I am grateful for my Ed.
I have been putting off this post because I knew that even with as much writing as I do, there was no way I would ever be able to express in words how grateful I am to have Ed in my life and why.
Neither of us was looking for the other, or for anyone at all, when we found each other. We’d met in passing ten years before and neither of us had given the other a second thought in the meantime. When we met again, if anything our relationship came at a most inconvenient time. I was in the process of ending a marriage, he was ending a semi-serious relationship, and we were in the boiler room that is the first year of law school. As my first marriage came to a sad but amicable conclusion after six years, I feared what fate lay in store for a 28-year-old divorcee. The very idea of having to introduce myself to anyone and explain that I was divorced made me cringe. Ed, having endured the ending of a marriage himself (as well as the death of his mother), was a good and true friend through this process. And as our friendship rapidly and very naturally turned into something more, he taught me so many things: how to laugh again when everything seemed so very sad, how to dream about the future again when the future seemed so bleak, and how to open myself to love again when I wasn’t sure if I would be able to. He made me want to be a better person at every moment, and with him as a partner, I began the slow process of becoming the person I’d always wanted to be. That process is ongoing, as I still have infinite room to grow and become an ever-better version of myself, but in the meantime, I’m so grateful to have him by my side cheering me on every day.
While Hudson’s death has caused me to question everything I used to believe about how everything happens for a reason and how things that are meant to be will be, I have no doubt that Ed and I were meant to find one another at the time we did. Had we met earlier, had we not endured the events of our twenties before we met, we would never have been able to appreciate one another in the way that we do now.
That Ed was an incredible father hardly needs mentioning—anyone who reads this blog regularly already knows that, both from what I have described and from the many photos that demonstrate the very obvious love and affection that Ed and Hudson shared. I don’t know the intimate details of how other men parent, but it’s hard for me to imagine a father more engaged, more knowledgeable, and more in love with his child than Ed. Even though I was the “primary” caretaker (given that I was breastfeeding and working part-time), Ed was every bit as involved in Hudson’s life and care as I was. He was always eager to feed her (we called her breakfast every day “Daddy’s special”—a delightful combo of plain yogurt, smashed fruit, and baby oatmeal prepared with much love by Ed every morning), bathe her, put her to bed, spend time with her—ours was as shared a parenting relationship as a couple could have with a breastfeeding mother and a working father. Ed knew Hudson’s schedule and preferences and how to soothe her just as well as I did. And boy, did she love him, again, as is obvious in every photo ever taken of the two. She was a very, very lucky girl and her siblings will be just as lucky to have Ed as their daddy.

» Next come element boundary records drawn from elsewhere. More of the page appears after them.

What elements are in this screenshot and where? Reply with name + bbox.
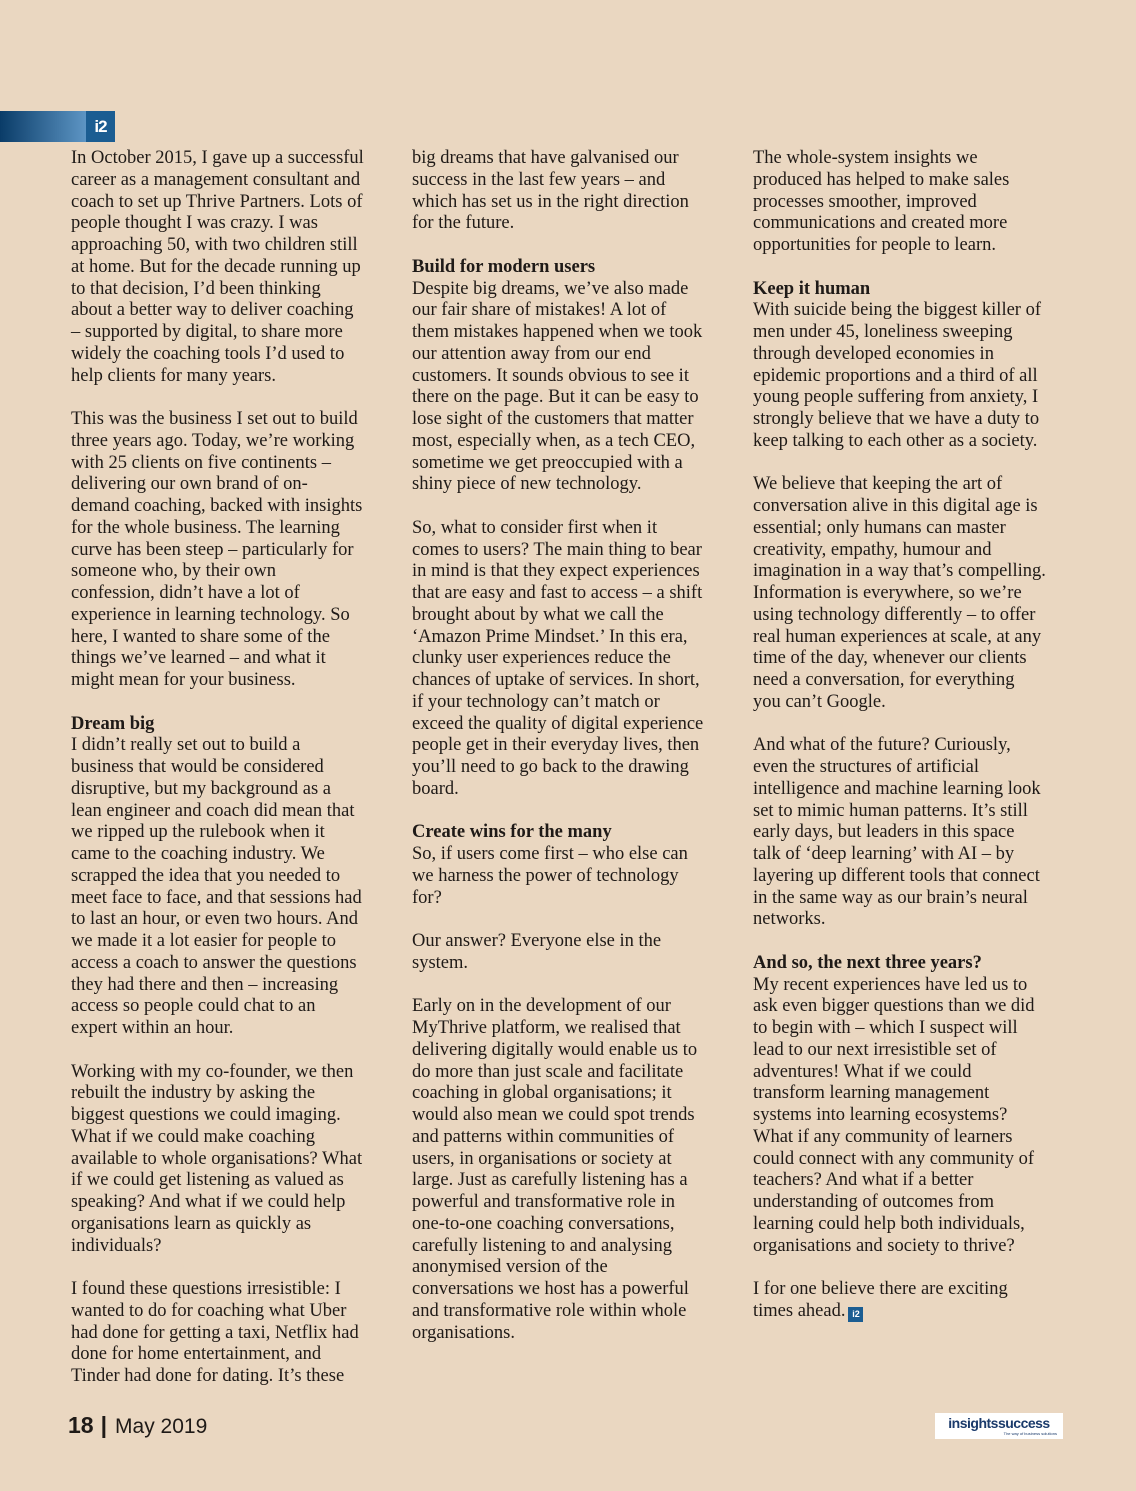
section-heading	[412, 822, 732, 844]
paragraph-text: I didn’t really set out to build a business that would be considered disruptive, but my background as a lean engineer and coach did mean that we ripped up the rulebook when it came to the coaching industry. We scrapped the idea that you needed to meet face to face, and that sessions had to last an hour, or even two hours. And we made it a lot easier for people to access a coach to answer the questions they had there and then – increasing access so people could chat to an expert within an hour.	[71, 735, 362, 1038]
paragraph	[753, 148, 1071, 257]
paragraph	[753, 975, 1071, 1258]
paragraph	[412, 844, 732, 909]
paragraph	[753, 300, 1071, 452]
section-heading	[753, 953, 1071, 975]
paragraph-text: I found these questions irresistible: I wanted to do for coaching what Uber had done for getting a taxi, Netflix had done for home entertainment, and Tinder had done for dating. It’s these	[71, 1279, 359, 1386]
paragraph-text: And what of the future? Curiously, even the structures of artificial intelligence and machine learning look set to mimic human patterns. It’s still early days, but leaders in this space talk of ‘deep learning’ with AI – by layering up different tools that connect in the same way as our brain’s neural networks.	[753, 735, 1041, 930]
page-number: 18	[68, 1412, 94, 1438]
paragraph-text: big dreams that have galvanised our success in the last few years – and which has set us in the right direction for the future.	[412, 148, 689, 234]
paragraph	[412, 279, 732, 497]
paragraph	[71, 409, 391, 692]
section-heading-text: Build for modern users	[412, 256, 596, 277]
section-heading-text: Create wins for the many	[412, 822, 612, 843]
paragraph-text: So, if users come first – who else can we harness the power of technology for?	[412, 844, 688, 908]
paragraph	[412, 148, 732, 235]
paragraph	[71, 1279, 391, 1388]
section-heading	[412, 257, 732, 279]
magazine-logo-icon: i2	[86, 111, 115, 142]
paragraph	[753, 735, 1071, 931]
paragraph-text: Working with my co-founder, we then rebuilt the industry by asking the biggest questions we could imaging. What if we could make coaching available to whole organisations? What if we could get listening as valued as speaking? And what if we could help organisations learn as quickly as individuals?	[71, 1061, 363, 1256]
paragraph	[71, 1062, 391, 1258]
section-heading-text: Dream big	[71, 713, 155, 734]
paragraph	[71, 148, 391, 387]
paragraph-text: So, what to consider first when it comes to users? The main thing to bear in mind is that they expect experiences that are easy and fast to access – a shift brought about by what we call the ‘Amazon Prime Mindset.’ In this era, clunky user experiences reduce the chances of uptake of services. In short, if your technology can’t match or exceed the quality of digital experience people get in their everyday lives, then you’ll need to go back to the drawing board.	[412, 517, 704, 799]
publisher-logo-name: insightssuccess	[948, 1415, 1050, 1431]
article-column-2	[412, 148, 732, 1366]
paragraph-text: The whole-system insights we produced has helped to make sales processes smoother, improved communications and created more opportunities for people to learn.	[753, 148, 1010, 255]
publisher-logo-tagline: The way of business solutions	[1003, 1431, 1057, 1436]
paragraph	[753, 1279, 1071, 1323]
paragraph-text: Early on in the development of our MyThrive platform, we realised that delivering digitally would enable us to do more than just scale and facilitate coaching in global organisations; it would also mean we could spot trends and patterns within communities of users, in organisations or society at large. Just as carefully listening has a powerful and transformative role in one-to-one coaching conversations, carefully listening to and analysing anonymised version of the conversations we host has a powerful and transformative role within whole organisations.	[412, 996, 698, 1343]
paragraph-text: In October 2015, I gave up a successful career as a management consultant and coach to set up Thrive Partners. Lots of people thought I was crazy. I was approaching 50, with two children still at home. But for the decade running up to that decision, I’d been thinking about a better way to deliver coaching – supported by digital, to share more widely the coaching tools I’d used to help clients for many years.	[71, 148, 364, 386]
publisher-logo	[935, 1413, 1063, 1439]
paragraph-text: I for one believe there are exciting times ahead.	[753, 1279, 1008, 1321]
section-heading-text: And so, the next three years?	[753, 952, 982, 973]
paragraph	[412, 996, 732, 1344]
paragraph-text: My recent experiences have led us to ask even bigger questions than we did to begin with – which I suspect will lead to our next irresistible set of adventures! What if we could transform learning management systems into learning ecosystems? What if any community of learners could connect with any community of teachers? And what if a better understanding of outcomes from learning could help both individuals, organisations and society to thrive?	[753, 974, 1035, 1256]
section-heading	[753, 279, 1071, 301]
footer-separator: |	[100, 1412, 108, 1438]
section-heading	[71, 714, 391, 736]
paragraph-text: Despite big dreams, we’ve also made our fair share of mistakes! A lot of them mistakes happened when we took our attention away from our end customers. It sounds obvious to see it there on the page. But it can be easy to lose sight of the customers that matter most, especially when, as a tech CEO, sometime we get preoccupied with a shiny piece of new technology.	[412, 278, 703, 495]
paragraph	[412, 518, 732, 801]
issue-date: May 2019	[115, 1415, 208, 1438]
paragraph-text: We believe that keeping the art of conversation alive in this digital age is essential; only humans can master creativity, empathy, humour and imagination in a way that’s compelling. Information is everywhere, so we’re using technology differently – to offer real human experiences at scale, at any time of the day, whenever our clients need a conversation, for everything you can’t Google.	[753, 474, 1046, 712]
end-of-article-icon: i2	[848, 1307, 863, 1322]
header-accent-bar	[0, 111, 86, 142]
page-footer	[68, 1412, 207, 1439]
paragraph-text: Our answer? Everyone else in the system.	[412, 931, 662, 973]
paragraph	[753, 474, 1071, 713]
article-column-1	[71, 148, 391, 1410]
paragraph	[71, 735, 391, 1040]
article-column-3	[753, 148, 1071, 1344]
paragraph	[412, 931, 732, 975]
paragraph-text: This was the business I set out to build three years ago. Today, we’re working with 25 clients on five continents – delivering our own brand of on- demand coaching, backed with insights for the whole business. The learning curve has been steep – particularly for someone who, by their own confession, didn’t have a lot of experience in learning technology. So here, I wanted to share some of the things we’ve learned – and what it might mean for your business.	[71, 409, 363, 690]
section-heading-text: Keep it human	[753, 278, 871, 299]
paragraph-text: With suicide being the biggest killer of men under 45, loneliness sweeping through developed economies in epidemic proportions and a third of all young people suffering from anxiety, I strongly believe that we have a duty to keep talking to each other as a society.	[753, 300, 1041, 451]
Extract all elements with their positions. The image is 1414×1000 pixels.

And now, as our ability to endure suffering is tested beyond the limits of what anyone should ever have to experience, we are only growing closer and stronger in our love. Although it is actually a myth that most couples end up divorcing after they lose a child (a terrible myth that is irresponsibly perpetuated in the media and popular culture), I never once had any doubt that we would survive this terrible thing. We grieve very differently to be sure (that men and women generally do so is NOT a myth), and it’s often hard for me that I continue to feeling so very fragile much of the time (this is also hard for Ed, who hates nothing more than to see me in pain, particularly when he can’t take it away). But we know ourselves and each other well enough, and more importantly, we love ourselves and each other well enough that we can give each other space when we need it or hold each other close when we need it, with no expectations of any “right” way to grieve our daughter’s death. It is not easy, and there are no doubt many more hard days ahead for us and our relationship as we learn to parent again after this loss, but I can’t imagine trying to do that with anyone else.
I am grateful for my Ed. If he had not taught me early on that we can still laugh when faced with sorrow, that we can still dream when dreaming seems futile, and most importantly, that our capacity for love is infinitely expansive, I don’t know how I would have ever lived through Hudson’s death, how I would still be living through this grief every day, or how I would ever be able to mother another child.
I love you so much, my dear husband, and am so very fortunate to have you.